South Okanagan-West Kootenay NDP MP Richard Cannings says a bill he introduced a few years ago that passed in the House of Commons but died in the Senate is making a comeback and will be debated anew this fall.
Cannings says its genesis started a decade ago with a Bloc Quebecois bill that called on the public works minister to consider using wood when building federal infrastructure, similar to existing legislation in B.C. and Quebec. It aimed not only to give Canada’s timber industry a boost but to recognize that wood captures carbon.
However, he says it was criticized by some in the cement industry, who were developing new types of concrete that did the same thing. Cannings avoided that debate in his bill by simply asking the minister to use products with environmental benefits.
“And mass timber, made entirely of sequestered carbon that could easily remain intact for centuries, is a good candidate for that quality,” he says.
Cannings says the bill, introduced in 2016, would require government to assess building materials for environmental benefits, including their carbon footprint, before approving design contracts for federal infrastructure.
“The bill is trying to point out that alternative exists. It doesn’t force the government to build every building and bridge out of wood, but it says you must consider that.”
Cannings says he was initially inspired by a Penticton company leading the mass timber sector. Since then, Kalesnikoff Lumber has opened up a similar plant in South Slocan, and is now carrying out an expansion.
“It offers our forest industry an opportunity to open up new markets,” he says. “The sawmills in the B.C. interior sell two-by-fours and two-by-sixes to these plants, where they get value added. They have more jobs and we can also sell these materials in the U.S. without tariffs.”
The bill initially passed in the House of Commons in 2018, but “unfortunately got caught up as an innocent bystander in some wrangling in the Senate,” and died there when parliament ended the following year.

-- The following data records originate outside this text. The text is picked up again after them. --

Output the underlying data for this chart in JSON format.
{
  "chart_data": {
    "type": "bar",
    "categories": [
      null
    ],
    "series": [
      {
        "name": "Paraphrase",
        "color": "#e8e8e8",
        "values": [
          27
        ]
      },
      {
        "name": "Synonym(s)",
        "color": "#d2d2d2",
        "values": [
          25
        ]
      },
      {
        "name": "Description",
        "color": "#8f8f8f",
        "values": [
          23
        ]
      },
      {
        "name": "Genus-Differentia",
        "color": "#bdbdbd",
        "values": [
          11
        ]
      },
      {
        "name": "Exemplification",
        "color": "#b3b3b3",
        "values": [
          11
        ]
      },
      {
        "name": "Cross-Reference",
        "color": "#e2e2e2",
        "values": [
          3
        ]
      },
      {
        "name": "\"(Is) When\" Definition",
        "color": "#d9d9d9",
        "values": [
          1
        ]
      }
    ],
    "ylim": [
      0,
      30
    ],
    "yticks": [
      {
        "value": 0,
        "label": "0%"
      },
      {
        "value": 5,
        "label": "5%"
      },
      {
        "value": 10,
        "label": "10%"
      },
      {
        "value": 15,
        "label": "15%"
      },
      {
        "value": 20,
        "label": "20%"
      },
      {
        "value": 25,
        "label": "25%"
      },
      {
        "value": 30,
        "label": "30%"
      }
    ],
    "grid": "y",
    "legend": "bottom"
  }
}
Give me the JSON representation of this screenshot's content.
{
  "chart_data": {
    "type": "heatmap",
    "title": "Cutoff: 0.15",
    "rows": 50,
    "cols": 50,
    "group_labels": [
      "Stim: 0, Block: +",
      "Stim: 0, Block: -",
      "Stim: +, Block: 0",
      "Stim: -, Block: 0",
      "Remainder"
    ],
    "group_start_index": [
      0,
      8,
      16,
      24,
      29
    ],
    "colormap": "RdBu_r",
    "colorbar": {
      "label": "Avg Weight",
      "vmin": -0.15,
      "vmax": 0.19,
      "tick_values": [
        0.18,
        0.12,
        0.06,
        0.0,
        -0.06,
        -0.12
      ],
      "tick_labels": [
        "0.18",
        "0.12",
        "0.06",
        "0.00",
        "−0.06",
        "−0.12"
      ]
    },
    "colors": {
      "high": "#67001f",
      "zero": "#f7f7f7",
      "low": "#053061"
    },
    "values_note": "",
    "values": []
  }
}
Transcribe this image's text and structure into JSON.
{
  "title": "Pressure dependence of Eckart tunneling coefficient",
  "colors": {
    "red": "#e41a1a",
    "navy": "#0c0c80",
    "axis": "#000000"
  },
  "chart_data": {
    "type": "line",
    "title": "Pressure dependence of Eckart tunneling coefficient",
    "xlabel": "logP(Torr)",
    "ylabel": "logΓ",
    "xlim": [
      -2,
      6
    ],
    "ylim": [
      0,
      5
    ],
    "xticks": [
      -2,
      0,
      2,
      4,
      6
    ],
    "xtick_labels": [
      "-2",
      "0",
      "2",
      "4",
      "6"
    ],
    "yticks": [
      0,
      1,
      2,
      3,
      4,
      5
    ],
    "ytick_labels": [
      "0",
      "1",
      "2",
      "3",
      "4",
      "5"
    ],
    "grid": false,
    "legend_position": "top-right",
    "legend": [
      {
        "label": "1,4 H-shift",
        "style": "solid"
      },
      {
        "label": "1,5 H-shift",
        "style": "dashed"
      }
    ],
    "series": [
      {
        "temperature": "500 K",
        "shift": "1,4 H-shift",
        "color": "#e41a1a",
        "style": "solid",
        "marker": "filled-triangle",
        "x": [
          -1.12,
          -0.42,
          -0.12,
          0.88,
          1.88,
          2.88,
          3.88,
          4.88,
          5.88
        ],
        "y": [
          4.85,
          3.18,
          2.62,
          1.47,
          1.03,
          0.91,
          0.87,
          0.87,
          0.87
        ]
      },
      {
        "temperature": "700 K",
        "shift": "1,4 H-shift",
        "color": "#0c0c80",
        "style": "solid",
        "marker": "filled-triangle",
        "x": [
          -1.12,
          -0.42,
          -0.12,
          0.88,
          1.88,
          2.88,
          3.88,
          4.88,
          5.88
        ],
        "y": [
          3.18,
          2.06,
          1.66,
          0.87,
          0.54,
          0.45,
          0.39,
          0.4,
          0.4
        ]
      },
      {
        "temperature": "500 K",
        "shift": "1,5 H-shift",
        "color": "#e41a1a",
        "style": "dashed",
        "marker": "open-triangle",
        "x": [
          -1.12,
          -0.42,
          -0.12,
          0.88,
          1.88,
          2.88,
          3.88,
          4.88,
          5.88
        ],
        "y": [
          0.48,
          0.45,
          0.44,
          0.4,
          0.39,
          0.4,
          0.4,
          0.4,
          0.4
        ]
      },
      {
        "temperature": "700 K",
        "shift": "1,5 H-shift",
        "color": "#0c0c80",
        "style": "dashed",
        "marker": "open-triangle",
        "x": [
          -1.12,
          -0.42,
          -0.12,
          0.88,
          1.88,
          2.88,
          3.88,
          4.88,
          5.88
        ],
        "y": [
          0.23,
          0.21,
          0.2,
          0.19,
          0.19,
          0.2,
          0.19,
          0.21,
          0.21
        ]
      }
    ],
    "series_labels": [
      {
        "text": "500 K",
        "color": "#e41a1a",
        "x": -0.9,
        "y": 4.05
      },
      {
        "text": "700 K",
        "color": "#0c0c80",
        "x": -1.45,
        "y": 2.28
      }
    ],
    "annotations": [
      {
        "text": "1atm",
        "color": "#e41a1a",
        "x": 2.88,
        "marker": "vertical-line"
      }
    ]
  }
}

Senator Diane Griffin then offered to table it again in the Senate, where it has passed third reading and returned to the House of Commons. Cannings has introduced first reading and expects it to be debated in November. If it passes, it could become law next spring.
Cannings says mass timber is becoming a popular choice for large buildings around the world, with France having pledged to build 30 per cent of such buildings that way.
He adds the rising demand for mass timber won’t increase the overall harvest, but will allow the forest industry to get more value out of each tree.